For now, Boston may have to stick with Shaw and hope his bat recovers. If that doesn’t work, they may just have to turn back to the Pablo Sandoval. Given the $95 million they shelled out for him after the 2014 season, they may have no choice to to give him one more shot anyway.

Figure out if Buchholz is the Fifth Starter

The Red Sox rotation, despite is failings in the 2016 postseason, is actually fairly solid heading into 2017. Porcello, David Price, and Wright, assuming he comes back healthy from his shoulder injury, represent a strong 1-2-3. Eduardo Rodriguez looked vastly improved over the final two months. If he can continue that development and take the next step, then the Red Sox will have the top four set.

The only question right now is the fifth spot. At the moment, it belongs to Clay Buchholz. However, Buch has been the definition of inconsistency during his time in Boston.

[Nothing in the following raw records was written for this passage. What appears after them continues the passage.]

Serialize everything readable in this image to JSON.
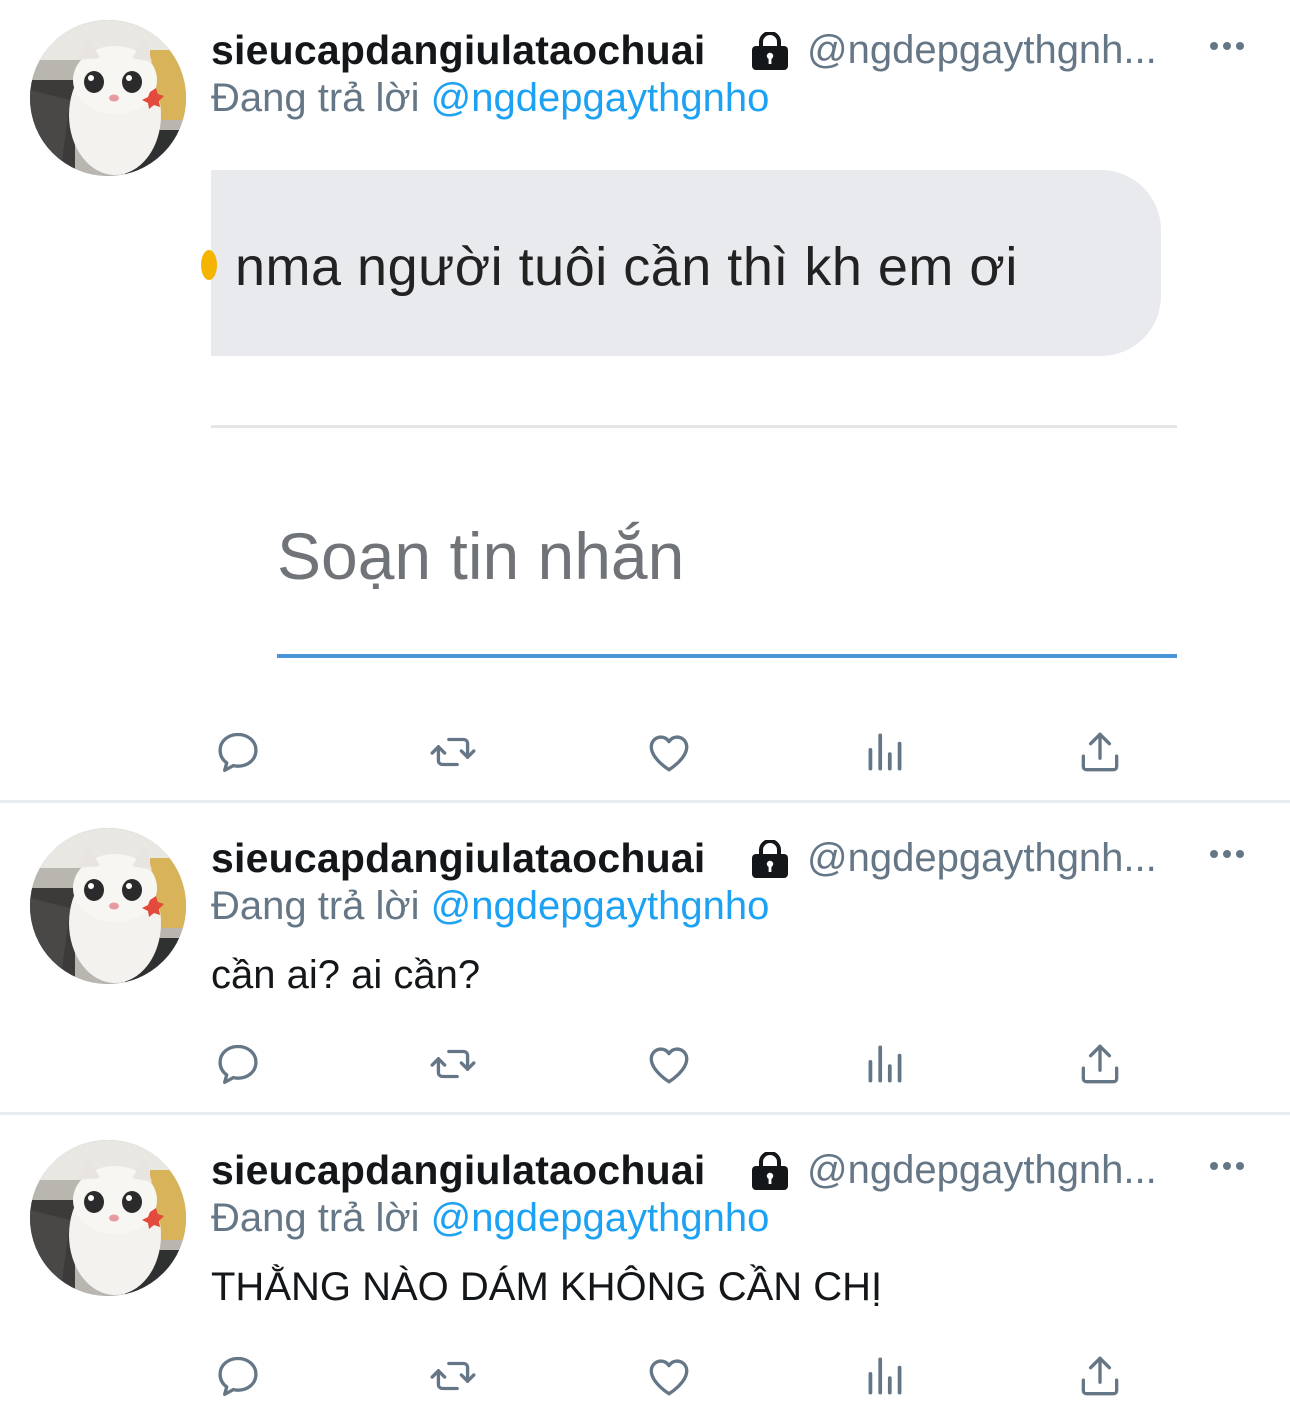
{
  "tweets": [
    {
      "display_name": "sieucapdangiulataochuai",
      "handle": "@ngdepgaythgnh...",
      "reply_prefix": "Đang trả lời",
      "reply_to": "@ngdepgaythgnho",
      "embedded_image": {
        "message_bubble_text": "nma người tuôi cần thì kh em ơi",
        "compose_placeholder": "Soạn tin nhắn"
      }
    },
    {
      "display_name": "sieucapdangiulataochuai",
      "handle": "@ngdepgaythgnh...",
      "reply_prefix": "Đang trả lời",
      "reply_to": "@ngdepgaythgnho",
      "text": "cần ai? ai cần?"
    },
    {
      "display_name": "sieucapdangiulataochuai",
      "handle": "@ngdepgaythgnh...",
      "reply_prefix": "Đang trả lời",
      "reply_to": "@ngdepgaythgnho",
      "text": "THẰNG NÀO DÁM KHÔNG CẦN CHỊ"
    }
  ],
  "icons": [
    "protected-lock-icon",
    "more-icon",
    "reply-icon",
    "retweet-icon",
    "like-icon",
    "analytics-icon",
    "share-icon"
  ],
  "colors": {
    "text": "#14171a",
    "secondary": "#657786",
    "link": "#1da1f2",
    "divider": "#e8ebef",
    "icon": "#657786"
  }
}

While he has ace-like stuff, it doesn’t always translate, and he can become exceptionally hittable. He also seems to be injured just as often as he isn’t, though that’s not really his fault. He finished 2016 on a good note, but had a dismal season overall. If he can’t get off to a strong start in 2017, the Red Sox will have to find someone else.

The starting pitcher market is, unfortunately, barren. The top option seems to be Rich Hill. While Hill had a fantastic year, he’ll be 37 on opening day. Some team will ultimately pay for his services, but the lack of alternatives will drive up his asking price by an unreasonable amount. Boston could turn to an internal option, such as Drew Pomeranz, but for now Buchholz is their best option, which explains why the Sox recently picked up his 2017 option.

The Red Sox, overall, look good heading into next season. They have a talented young core and good pitching staff. However, if they want to take that next step and get back to winning championships, they have a few questions to answer. We can only wait to find out how they do that.